Pieter Aertsen was de belangrijkste Amsterdamse kunstenaar van het einde van de zestiende eeuw. Een geboren en getogen Amsterdammer, die op achttienjarige leeftijd naar Antwerpen ging, waar hij een gerespecteerde schilder werd. In 1556 of 1557 keerde hij terug naar Amsterdam. Hij kreeg belangrijke opdrachten, onder andere voor de Oude Kerk en de Nieuwe Kerk.
In 1578 vond de Alteratie plaats. Calvinisten grepen de macht in de stad, katholieke godshuizen kwamen in handen van de protestanten en kregen nieuwe namen. Volgens de overlevering zou Aertsen met gevaar voor eigen leven een aantal werken in veiligheid hebben gebracht.
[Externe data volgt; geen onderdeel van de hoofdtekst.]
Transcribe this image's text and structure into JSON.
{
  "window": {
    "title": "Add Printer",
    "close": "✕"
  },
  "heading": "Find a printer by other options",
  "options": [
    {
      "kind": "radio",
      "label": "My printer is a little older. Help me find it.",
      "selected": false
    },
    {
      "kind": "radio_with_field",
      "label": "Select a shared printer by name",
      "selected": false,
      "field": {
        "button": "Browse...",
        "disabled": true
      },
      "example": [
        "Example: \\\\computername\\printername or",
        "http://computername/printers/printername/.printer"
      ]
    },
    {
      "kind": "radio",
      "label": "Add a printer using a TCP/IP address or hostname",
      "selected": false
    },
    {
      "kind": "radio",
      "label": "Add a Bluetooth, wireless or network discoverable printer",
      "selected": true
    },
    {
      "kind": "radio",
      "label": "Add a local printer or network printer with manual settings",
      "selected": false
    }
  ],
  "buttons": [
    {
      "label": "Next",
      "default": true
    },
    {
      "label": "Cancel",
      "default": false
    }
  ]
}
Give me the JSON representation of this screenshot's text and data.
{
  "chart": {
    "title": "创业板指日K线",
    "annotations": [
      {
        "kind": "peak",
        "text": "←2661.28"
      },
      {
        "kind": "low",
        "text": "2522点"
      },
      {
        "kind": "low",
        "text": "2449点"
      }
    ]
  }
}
Maar tragisch genoeg moest de schilder toezien hoe een groot deel van zijn prachtige oeuvre werd vernietigd.
Frans Hals
De gebeurtenissen rondom het werk van Aertsen raakten het hart van een artistieke omwenteling. In de zestiende eeuw had Antwerpen zich ontwikkeld tot het culturele en economische centrum van de Nederlanden. Maar in 1585 kwam daar verandering in, toen Antwerpen in handen kwam van de katholieke Spanjaarden. De protestante inwoners kregen vier jaar de tijd om zich te bekeren of te vertrekken. Het inwonertal halveerde. Veel schilders bleven, maar zij die vertrokken gingen bijna allemaal naar Amsterdam.
Opmerkelijk, want Amsterdam was destijds met dertigduizend inwoners een tamelijk onbeduidende stad. Er waren maar twintig schilders werkzaam en er was nog geen kunstmarkt, zoals in Antwerpen. Maar dat zou snel veranderen. Door de gunstige geografische ligging trokken de gevluchte kooplieden massaal van Antwerpen naar Amsterdam. In vijftien jaar tijd verdubbelde het aantal inwoners van de stad. In de loop van de zeventiende eeuw groeide Amsterdam uit tot een van de grootste steden van Europa, wat weer gepaard ging met een bloeiperiode van Hollandse schilderkunst. Want ‚kunst is graag bij rijkdom‘, wist schilder en kunstenaarsbiograaf Karel van Mander destijds al.
De tentoonstelling Ode aan Antwerpen laat zien dat die bloei voor een groot deel te danken is aan de Antwerpse vluchtelingen. Frans Hals was bijvoorbeeld een migrantenkind. Hij werd geboren in Antwerpen in een gezin dat in 1586 naar Haarlem verhuisde. Maar hij schijnt erg trots op zijn Antwerpse roots te zijn geweest en in 1616 reisde hij naar zijn geboortestad om het werk van Peter Paul Rubens en Antoon van Dyck te bestuderen. Zijn leermeester, eerdergenoemde Karel van Mander, werd ook geboren in Vlaanderen. Ook hij verliet het Zuiden en ging naar het tolerante Noorden, aanvankelijk naar Haarlem en later naar Amsterdam, waar hij in 1609 overleed.
Nieuwe genres
Ode aan Antwerpen beschrijft ook hoe Antwerpse kunst zich in de zestiende eeuw ontwikkelde. Rijke burgers bestelden altaarstukken voor privékapellen en portretten. Sommige werken werden in serie gemaakt. Schilders gebruikten reproductiekartons, waarbij de voorstelling werd overgetrokken of doorgedrukt. Door deze copy-pastemethode wist Joos van Cleve bijvoorbeeld dezelfde kinderen op een voorstelling te herhalen, met verschillende achtergronden.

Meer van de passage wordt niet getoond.